The golden rule: never put API keys in source code. Not in a string literal, not in a comment, not anywhere a version control system might capture them. Use environment variables or Azure Key Vault.
import os
from azure.identity import DefaultAzureCredential
from azure.keyvault.secrets import SecretClient
# In production: retrieve keys from Key Vault at runtime
credential = DefaultAzureCredential() # Uses managed identity on Azure
kv = SecretClient("https://my-vault.vault.azure.net/", credential)
endpoint = kv.get_secret("foundry-endpoint").value
api_key = kv.get_secret("foundry-api-key").value
# DefaultAzureCredential tries these in order:
# 1. AZURE_CLIENT_ID / AZURE_CLIENT_SECRET env vars
# 2. Managed Identity (if running on Azure)
# 3. Visual Studio / VS Code login
# 4. Azure CLI login
Agent Identity: Blueprints, Sponsors, and Conditional Access
Before Foundry, agents ran under the identity of whatever Azure service hosted them — or even the developer's own credentials. That made auditing messy and access control hard. Foundry introduces Entra Agent ID, giving every agent its own unique identity in Azure AD, at the same tier as a human user.
This matters for three reasons: you can audit agent actions separately from human actions, you can grant agents exactly the permissions they need (and no more), and you can assign a human sponsor who is accountable for the agent's behaviour.

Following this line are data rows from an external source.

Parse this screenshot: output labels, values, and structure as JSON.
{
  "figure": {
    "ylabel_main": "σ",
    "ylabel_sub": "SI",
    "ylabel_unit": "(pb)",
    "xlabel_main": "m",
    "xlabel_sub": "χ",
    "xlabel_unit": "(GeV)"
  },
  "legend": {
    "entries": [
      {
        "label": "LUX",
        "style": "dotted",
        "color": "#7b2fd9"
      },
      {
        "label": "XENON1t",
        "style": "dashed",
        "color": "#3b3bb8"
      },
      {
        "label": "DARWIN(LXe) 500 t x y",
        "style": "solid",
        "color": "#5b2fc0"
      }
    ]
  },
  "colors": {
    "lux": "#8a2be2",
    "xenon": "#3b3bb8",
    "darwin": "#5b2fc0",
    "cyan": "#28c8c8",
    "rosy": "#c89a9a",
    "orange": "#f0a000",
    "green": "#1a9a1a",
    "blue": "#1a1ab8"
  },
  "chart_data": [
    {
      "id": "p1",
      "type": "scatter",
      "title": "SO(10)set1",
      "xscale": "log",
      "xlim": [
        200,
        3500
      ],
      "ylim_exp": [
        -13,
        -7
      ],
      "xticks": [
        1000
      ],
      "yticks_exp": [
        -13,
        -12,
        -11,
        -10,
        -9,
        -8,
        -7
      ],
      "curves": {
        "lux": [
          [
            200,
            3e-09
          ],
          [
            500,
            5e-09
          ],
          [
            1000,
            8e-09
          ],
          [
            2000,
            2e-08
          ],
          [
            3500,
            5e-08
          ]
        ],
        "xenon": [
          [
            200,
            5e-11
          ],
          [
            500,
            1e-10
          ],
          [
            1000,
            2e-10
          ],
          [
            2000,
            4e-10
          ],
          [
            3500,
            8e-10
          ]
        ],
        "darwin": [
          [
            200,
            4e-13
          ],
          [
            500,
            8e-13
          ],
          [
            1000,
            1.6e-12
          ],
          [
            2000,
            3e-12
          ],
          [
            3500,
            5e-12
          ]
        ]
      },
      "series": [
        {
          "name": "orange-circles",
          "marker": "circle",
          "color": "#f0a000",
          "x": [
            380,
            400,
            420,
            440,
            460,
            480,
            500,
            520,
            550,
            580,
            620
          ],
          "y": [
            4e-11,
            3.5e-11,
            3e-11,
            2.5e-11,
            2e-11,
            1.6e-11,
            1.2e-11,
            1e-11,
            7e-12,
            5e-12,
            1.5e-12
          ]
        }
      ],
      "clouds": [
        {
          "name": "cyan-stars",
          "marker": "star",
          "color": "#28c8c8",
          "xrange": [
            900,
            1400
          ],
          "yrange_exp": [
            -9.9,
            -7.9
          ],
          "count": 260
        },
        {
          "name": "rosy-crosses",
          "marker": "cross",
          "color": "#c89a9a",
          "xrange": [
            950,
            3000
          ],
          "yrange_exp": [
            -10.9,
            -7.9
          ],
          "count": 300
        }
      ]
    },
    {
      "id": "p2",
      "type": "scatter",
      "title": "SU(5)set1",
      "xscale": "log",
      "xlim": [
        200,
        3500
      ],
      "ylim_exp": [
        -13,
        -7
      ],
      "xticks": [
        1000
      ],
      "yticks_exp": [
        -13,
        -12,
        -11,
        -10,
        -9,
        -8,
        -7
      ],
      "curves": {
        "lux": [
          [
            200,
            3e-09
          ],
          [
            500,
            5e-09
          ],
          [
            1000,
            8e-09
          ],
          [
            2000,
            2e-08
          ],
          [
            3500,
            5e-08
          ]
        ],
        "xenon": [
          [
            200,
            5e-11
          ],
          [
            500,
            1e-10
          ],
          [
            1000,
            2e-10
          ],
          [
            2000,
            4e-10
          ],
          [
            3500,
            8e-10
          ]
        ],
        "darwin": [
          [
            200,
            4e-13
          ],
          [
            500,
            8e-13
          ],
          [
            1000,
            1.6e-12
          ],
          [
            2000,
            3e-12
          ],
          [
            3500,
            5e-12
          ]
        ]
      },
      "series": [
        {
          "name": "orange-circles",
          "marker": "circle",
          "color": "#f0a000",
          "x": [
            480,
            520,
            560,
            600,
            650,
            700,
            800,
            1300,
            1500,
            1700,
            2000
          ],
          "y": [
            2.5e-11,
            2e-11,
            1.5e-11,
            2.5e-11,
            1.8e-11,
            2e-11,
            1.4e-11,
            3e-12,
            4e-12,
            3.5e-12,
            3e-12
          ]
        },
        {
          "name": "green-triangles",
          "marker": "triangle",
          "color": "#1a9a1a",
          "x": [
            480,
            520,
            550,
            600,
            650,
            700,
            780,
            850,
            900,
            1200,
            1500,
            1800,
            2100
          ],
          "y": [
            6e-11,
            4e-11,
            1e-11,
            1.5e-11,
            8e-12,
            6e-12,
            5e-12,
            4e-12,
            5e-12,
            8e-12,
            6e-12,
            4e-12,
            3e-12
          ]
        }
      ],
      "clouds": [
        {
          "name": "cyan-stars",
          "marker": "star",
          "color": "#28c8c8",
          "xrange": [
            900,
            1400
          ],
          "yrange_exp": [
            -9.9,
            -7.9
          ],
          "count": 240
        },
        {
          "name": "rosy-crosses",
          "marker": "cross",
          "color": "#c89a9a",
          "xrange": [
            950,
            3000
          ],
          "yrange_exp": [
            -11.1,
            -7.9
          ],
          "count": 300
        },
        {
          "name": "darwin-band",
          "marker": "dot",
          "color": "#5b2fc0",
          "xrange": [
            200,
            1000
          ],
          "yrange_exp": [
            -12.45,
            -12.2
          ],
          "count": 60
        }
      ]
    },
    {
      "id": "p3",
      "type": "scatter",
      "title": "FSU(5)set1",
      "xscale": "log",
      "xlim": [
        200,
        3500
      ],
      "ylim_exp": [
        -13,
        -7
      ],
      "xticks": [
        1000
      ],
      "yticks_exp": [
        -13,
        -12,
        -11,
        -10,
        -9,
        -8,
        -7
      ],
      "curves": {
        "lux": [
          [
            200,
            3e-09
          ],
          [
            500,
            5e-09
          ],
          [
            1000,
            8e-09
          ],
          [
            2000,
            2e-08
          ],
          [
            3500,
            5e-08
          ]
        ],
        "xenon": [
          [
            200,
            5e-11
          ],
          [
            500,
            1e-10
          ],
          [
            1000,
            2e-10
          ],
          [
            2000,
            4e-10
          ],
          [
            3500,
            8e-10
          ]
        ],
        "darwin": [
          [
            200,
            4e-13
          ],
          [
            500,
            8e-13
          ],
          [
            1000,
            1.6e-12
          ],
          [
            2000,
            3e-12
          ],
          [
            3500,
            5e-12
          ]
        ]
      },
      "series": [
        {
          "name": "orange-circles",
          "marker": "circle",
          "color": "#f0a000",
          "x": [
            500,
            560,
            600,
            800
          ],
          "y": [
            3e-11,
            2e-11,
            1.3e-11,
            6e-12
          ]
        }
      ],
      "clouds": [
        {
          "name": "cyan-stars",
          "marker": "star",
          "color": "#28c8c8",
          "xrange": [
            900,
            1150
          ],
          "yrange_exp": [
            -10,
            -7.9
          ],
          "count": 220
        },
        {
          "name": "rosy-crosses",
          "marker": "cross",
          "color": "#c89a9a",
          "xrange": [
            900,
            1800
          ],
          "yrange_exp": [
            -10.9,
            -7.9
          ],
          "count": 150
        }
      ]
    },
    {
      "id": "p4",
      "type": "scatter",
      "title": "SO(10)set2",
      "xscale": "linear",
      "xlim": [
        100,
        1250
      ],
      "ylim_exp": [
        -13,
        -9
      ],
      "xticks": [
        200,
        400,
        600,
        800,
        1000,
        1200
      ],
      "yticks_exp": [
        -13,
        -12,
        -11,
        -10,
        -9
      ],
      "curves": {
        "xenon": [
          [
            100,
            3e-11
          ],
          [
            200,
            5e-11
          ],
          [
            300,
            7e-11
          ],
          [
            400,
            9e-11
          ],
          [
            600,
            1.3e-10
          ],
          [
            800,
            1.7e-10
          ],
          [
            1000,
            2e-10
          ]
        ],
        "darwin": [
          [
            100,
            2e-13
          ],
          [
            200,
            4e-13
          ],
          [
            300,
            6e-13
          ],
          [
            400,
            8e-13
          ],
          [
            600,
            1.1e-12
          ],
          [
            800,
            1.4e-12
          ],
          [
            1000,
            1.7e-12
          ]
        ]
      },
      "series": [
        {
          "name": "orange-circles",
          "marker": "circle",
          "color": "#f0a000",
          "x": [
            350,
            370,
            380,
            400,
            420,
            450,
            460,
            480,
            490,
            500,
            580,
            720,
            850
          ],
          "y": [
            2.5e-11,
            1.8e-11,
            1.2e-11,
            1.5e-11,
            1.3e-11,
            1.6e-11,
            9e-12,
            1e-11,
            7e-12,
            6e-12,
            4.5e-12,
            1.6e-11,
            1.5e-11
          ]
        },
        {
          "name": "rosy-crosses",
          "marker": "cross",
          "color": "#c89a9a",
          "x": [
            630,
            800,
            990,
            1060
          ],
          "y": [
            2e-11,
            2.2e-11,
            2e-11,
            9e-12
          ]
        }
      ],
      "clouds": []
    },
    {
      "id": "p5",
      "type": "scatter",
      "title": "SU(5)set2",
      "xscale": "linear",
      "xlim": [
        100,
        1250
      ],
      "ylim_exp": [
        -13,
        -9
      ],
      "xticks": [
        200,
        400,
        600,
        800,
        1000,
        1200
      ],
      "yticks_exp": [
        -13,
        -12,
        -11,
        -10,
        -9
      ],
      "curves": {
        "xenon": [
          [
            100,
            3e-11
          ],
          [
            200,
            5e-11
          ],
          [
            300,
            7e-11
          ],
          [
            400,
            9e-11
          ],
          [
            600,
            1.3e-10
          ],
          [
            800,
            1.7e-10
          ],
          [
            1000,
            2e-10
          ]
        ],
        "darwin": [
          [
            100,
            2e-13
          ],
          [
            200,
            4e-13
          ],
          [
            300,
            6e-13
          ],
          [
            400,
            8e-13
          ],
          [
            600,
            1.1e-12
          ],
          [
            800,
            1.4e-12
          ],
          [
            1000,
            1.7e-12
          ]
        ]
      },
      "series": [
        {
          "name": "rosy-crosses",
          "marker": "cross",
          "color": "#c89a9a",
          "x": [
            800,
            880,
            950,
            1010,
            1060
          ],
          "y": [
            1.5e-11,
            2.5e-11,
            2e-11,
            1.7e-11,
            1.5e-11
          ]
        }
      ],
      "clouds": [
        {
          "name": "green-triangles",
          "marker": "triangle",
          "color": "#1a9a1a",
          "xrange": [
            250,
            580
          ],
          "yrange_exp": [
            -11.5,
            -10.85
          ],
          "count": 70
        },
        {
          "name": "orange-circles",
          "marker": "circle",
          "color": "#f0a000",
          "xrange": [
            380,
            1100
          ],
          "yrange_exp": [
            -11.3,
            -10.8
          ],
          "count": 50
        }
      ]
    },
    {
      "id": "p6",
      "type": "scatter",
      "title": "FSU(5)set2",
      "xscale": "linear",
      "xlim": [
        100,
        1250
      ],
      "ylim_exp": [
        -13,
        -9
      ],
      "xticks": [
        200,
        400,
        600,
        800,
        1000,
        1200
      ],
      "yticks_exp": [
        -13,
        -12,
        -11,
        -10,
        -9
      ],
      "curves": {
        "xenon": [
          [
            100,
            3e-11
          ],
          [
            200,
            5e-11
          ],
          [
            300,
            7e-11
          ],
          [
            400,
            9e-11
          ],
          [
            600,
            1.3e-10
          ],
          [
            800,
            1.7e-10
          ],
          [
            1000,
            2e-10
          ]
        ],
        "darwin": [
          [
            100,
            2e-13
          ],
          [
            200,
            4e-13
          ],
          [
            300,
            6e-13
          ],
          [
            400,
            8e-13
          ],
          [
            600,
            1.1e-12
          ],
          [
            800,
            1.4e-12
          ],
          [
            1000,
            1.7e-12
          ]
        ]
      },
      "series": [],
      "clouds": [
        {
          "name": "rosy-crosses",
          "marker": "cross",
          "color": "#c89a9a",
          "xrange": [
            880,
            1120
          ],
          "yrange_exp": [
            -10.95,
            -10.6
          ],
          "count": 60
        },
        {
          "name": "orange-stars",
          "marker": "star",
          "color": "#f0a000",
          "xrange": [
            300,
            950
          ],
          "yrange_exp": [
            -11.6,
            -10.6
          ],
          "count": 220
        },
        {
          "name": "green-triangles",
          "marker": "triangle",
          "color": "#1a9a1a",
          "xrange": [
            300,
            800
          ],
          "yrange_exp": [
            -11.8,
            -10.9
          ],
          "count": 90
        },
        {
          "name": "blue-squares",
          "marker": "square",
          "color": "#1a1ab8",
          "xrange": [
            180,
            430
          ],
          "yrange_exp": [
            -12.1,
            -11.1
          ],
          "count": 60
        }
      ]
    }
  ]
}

A Blueprint is a reusable permissions template. Instead of manually granting the same RBAC roles to every agent you deploy, you define them once in a Blueprint and apply it to many agents. The real power: update the Blueprint and all agents using it automatically receive the updated permissions — no redeployment needed.
A Sponsor is the human responsible for an agent. Every agent must have one. If a sponsor's Entra account is deleted (they leave the company, for example), the agent enters a 24-hour grace window before its permissions are suspended. After that grace window, the agent throws an error — "agent suspended, no sponsor assigned" — until a new sponsor is assigned.
Conditional Access extends the same policy engine used for human employees to agents. You can write rules like "this agent may only access customer data between 8am and 6pm" or "this agent may only run from approved IP ranges." These are enforced at the platform level, outside your agent code.